Vermilion CASA gets new director

Vermilion CASA gets new director

DANVILLE — Katalyna Thomas has always had an interest in helping the abused and neglected, and she was able to do that when she did pro bono work for domestic violence victims while in law school.

Now Thomas is helping abused and neglected children as the new executive director of CASA of Vermilion County.

The Urbana woman took over the reins of the non-profit organization on Nov. 26. She succeeds Paul Gallagher, who left the position at the end of September.

Her educational background, work experience and enthusiasm made her a good fit for the job, board President Jane Dobbles said.

"She's just a real go-getter and she has made a very impressive start," said Dobbles, who pointed out that Thomas already has negotiated a lower phone rate, worked on the website, gotten the holiday newsletter to the printer and started pouring over the organization's grants in her first nine days on the job.

And "with this kind of work, our employees have to have the head for the work, but they also have to have the heart for it," she continued, adding Thomas has both.

The Court Appointed Special Advocates program recruits, trains and supervises community volunteers who serve as advocates for abused and neglected children in the foster care system.
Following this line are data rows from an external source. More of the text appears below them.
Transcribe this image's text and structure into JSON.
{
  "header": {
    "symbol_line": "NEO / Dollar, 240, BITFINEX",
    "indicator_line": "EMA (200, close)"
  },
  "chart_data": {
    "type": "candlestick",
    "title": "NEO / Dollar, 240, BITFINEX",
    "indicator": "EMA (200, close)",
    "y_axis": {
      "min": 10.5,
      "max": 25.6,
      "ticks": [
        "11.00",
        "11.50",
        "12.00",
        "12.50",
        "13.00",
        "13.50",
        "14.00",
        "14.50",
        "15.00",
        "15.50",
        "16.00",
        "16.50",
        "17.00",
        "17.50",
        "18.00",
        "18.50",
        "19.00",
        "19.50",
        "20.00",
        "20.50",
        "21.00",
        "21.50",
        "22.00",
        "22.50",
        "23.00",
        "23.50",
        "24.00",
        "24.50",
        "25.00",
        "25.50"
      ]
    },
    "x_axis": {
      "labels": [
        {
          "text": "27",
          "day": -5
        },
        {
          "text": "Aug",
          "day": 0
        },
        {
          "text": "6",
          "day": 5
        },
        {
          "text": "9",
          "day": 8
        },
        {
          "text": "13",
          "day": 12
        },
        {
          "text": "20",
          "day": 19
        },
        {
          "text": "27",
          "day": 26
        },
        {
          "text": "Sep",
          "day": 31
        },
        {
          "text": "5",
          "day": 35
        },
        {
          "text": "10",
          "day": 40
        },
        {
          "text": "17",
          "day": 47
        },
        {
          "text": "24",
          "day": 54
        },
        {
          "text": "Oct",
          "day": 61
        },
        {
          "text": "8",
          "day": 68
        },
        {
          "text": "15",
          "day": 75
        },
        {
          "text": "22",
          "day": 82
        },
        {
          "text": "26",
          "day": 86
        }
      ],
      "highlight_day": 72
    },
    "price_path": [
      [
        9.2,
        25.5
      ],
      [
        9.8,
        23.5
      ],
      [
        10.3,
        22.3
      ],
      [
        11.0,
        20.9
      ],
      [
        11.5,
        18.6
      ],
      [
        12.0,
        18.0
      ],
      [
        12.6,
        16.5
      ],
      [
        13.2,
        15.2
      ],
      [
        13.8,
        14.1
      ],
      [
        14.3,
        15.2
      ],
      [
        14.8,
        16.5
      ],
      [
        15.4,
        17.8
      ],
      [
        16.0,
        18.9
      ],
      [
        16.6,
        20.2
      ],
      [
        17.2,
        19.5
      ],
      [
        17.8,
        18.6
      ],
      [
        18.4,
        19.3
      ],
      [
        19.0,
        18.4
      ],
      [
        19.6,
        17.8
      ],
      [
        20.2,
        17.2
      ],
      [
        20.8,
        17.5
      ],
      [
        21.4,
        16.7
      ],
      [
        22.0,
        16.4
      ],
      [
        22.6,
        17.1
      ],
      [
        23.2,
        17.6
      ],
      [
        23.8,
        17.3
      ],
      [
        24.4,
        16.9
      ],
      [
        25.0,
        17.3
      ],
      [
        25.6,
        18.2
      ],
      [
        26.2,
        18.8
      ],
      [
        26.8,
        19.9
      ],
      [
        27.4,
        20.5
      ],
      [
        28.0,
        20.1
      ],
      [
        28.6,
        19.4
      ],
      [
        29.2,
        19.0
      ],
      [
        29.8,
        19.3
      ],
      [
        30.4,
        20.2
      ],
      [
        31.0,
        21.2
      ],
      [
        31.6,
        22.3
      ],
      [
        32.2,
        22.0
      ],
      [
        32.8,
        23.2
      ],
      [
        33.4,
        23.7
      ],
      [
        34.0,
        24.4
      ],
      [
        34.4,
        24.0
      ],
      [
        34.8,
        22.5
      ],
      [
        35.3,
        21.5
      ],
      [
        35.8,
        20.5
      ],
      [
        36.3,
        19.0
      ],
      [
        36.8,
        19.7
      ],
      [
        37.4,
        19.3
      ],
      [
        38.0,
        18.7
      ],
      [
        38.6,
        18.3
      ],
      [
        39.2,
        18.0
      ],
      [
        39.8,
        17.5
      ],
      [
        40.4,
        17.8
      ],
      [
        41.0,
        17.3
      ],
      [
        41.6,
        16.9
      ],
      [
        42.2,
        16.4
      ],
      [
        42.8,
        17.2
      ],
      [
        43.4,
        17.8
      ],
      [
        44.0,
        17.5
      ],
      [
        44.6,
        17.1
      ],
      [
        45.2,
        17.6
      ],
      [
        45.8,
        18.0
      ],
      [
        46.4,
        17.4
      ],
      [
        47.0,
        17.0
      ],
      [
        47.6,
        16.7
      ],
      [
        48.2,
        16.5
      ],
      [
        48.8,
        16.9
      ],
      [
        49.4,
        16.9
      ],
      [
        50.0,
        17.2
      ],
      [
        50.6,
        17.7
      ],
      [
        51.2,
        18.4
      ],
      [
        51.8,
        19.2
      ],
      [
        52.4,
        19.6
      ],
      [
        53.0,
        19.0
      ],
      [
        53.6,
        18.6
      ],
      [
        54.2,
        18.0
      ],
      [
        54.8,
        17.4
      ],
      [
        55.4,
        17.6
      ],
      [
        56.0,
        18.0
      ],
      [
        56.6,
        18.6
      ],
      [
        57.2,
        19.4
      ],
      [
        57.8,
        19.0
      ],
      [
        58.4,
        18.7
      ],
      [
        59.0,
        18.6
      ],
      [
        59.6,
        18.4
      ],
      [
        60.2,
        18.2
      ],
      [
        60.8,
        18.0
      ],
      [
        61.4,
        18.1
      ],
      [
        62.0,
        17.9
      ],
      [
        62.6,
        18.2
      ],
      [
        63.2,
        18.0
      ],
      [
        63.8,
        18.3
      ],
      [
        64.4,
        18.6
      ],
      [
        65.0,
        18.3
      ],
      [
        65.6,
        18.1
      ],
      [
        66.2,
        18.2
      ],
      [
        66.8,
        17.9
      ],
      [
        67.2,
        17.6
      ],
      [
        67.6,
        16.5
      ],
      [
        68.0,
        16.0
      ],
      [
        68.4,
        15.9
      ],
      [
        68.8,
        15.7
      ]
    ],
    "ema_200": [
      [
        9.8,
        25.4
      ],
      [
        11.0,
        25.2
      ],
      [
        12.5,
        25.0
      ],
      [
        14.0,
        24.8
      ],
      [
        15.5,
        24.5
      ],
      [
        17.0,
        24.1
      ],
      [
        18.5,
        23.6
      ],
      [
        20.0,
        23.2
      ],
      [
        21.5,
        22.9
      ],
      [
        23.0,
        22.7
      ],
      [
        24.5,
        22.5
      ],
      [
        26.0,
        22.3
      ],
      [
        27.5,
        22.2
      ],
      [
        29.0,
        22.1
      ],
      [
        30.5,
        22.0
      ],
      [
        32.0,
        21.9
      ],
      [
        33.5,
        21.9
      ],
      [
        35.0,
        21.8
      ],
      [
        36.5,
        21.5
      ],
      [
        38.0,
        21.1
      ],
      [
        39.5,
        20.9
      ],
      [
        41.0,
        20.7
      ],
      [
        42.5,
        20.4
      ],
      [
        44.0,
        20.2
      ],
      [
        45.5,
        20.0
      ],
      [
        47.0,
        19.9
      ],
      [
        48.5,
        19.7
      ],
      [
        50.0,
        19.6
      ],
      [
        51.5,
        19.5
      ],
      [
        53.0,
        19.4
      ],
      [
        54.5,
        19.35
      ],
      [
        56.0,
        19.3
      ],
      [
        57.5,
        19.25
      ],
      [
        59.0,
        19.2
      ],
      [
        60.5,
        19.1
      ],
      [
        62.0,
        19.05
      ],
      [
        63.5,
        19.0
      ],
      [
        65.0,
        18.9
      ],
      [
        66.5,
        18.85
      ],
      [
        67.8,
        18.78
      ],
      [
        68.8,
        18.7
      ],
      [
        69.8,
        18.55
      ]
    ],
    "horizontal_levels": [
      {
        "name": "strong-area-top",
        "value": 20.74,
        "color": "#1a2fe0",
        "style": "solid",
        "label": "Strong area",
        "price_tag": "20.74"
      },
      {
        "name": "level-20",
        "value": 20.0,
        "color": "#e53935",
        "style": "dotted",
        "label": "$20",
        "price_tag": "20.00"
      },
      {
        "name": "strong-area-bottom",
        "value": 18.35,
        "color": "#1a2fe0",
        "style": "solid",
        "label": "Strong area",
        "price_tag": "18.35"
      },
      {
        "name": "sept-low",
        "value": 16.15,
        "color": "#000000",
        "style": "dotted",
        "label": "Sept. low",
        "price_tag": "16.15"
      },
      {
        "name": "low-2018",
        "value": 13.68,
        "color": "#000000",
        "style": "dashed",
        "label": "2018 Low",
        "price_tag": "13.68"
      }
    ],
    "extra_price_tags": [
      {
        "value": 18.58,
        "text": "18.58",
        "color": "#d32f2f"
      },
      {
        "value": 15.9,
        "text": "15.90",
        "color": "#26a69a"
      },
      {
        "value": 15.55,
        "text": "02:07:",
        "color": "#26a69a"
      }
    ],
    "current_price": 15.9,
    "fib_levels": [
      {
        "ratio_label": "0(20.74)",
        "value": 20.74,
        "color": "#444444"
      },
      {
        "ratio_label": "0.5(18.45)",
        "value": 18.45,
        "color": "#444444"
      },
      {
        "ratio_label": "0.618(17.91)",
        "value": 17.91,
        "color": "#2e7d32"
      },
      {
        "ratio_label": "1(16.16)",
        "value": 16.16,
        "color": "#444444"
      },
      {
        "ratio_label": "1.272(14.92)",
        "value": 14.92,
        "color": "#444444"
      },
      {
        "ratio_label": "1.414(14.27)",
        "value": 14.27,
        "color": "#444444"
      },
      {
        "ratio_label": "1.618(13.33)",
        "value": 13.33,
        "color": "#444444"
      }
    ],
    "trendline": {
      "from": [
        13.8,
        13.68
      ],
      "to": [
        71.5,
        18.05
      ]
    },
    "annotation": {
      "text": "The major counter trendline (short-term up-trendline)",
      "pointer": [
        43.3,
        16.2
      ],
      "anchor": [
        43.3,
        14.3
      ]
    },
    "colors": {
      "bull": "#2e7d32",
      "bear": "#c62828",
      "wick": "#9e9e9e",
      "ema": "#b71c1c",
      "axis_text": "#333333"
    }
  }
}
Vermilion County's program was established in 2007, and advocates began working with children the following year.

This year, the organization — which has an annual budget of about $80,000, a paid director and an advocate coordinator and 50 volunteer advocates — served 90 children, ranging from newborns to teens. Of the advocates, 33 have active cases.

A Chicago area native, Thomas earned bachelor degrees in history and political science from the University of Illinois in 2003. She graduated cum laude from the UI College of Law in 2007.

She served as a family law attorney with Robert Dodd & Associates of Champaign, now Dodd & Maatuka LLC, for 1 years, and then took off some time to have a baby.

When Thomas learned of the CASA opening, she saw it as an opportunity to combine her background and her interest.

"And I like the challenge of helping a small non-profit organization get on its feet and helping the community," she said.

Thomas said the national CASA organization launched a campaign to serve all abused and neglected children throughout the U.S. by 2020. In Vermilion County, there are more than 300 children in foster care.

In order to meet the national goal, Thomas wants to double the number of children that are served locally in the next two years.

To do that, Thomas said the organization must recruit more advocates, who — after receiving 30 hours of rigorous training — gather information about the child or children to whom they're assigned by talking to caretakers, caseworkers, teachers and other service providers and then report their findings to a judge, who uses the information to help make decisions about that child's case.

And, she said, CASA must also hire another advocate coordinator as they are limited to overseeing 30 advocates. In the past, the director has helped manage the caseload.

"The biggest challenge to doing that has been funding," Thomas said, who plans to work on pursuing grants, private donations and raising the organization's profile in the community.

"One of my goals is to implement a fundraising campaign that will allow us to hire another advocate coordinator, recruit more volunteer advocates ... and meet the goal of serving all of the children here."